I wish my Bollywood journey was not so hard: Tabu

I wish my Bollywood journey was not so hard: Tabu

She is one of the most formidable actresses and has managed to enjoy a long run in the film industry touted to be male dominated but Tabu says her journey in Bollywood was not a cake walk.

The 44-year-old National award-winning actress, who started her career in early '80s, always wished things were not so hard for her.

"Bollywood has been a tough journey for me. I wish it was not so hard. Films are just a part of it. There is more you are experiencing, your life is open to public, anybody can say anything about you, those are the things that affected me a lot," Tabu told PTI.

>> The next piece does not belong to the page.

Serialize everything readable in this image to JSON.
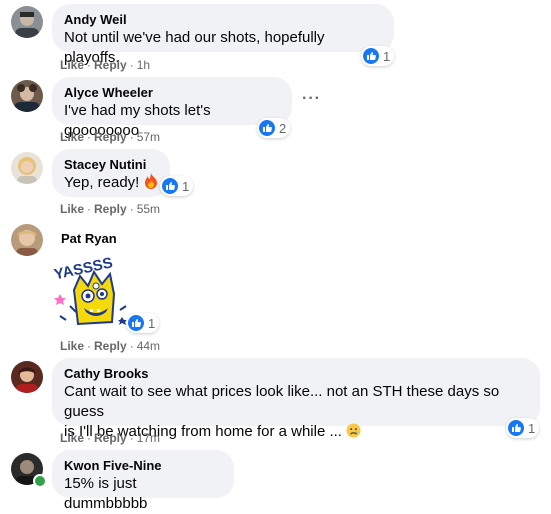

The "Haider" actress, however, feels her profession shaped her personality."This world taught me a lot and influenced the way I became. The love, admiration and support I have received from so many people would not have been possible if I was not in this profession, that's a great side to it," she added.

The career span of a heroine is considered to be smaller than that of heroes but Tabu has managed to stay strong with constant on-screen performances. The actress credits her mother and the desire to survive for her long run.

"My mother has been my emotional anchor through out. She has always made it very easy for me. Apart from her, it was my survival instinct that made me stay. I have put in a lot of hard work to shape my career.

"Probably I am just getting repaid for the contribution and energy I have put in my profession. Plus, I have kept my doors open. If it is a great role I will do it. I will not leave a role because it is of a mother or a sister," she said.

Tabu has been a regular in movie adaptations of classics including Macbeth (Maqbool), Hamlet (Haider) and recently Great Expectations (Fitoor). But rather than reading the novel and preparing for the role, the "Cheeni Kum" actress prefers to go by the script.

According to her, the trick helps her in getting rid of the baggage which comes while essaying such popular characters from literature.

"There is a lot of baggage when the character is from literature. Everybody has their own interpretation, opinion about how the character should be played. However, when the film comes everything becomes redundant.

"I have always approached the role according to the script. Because there are times when I will not even know the literature I might be doing. I don't feel the need to read the novel when I have a script. It really helps in getting away from the 'baggage'," she said.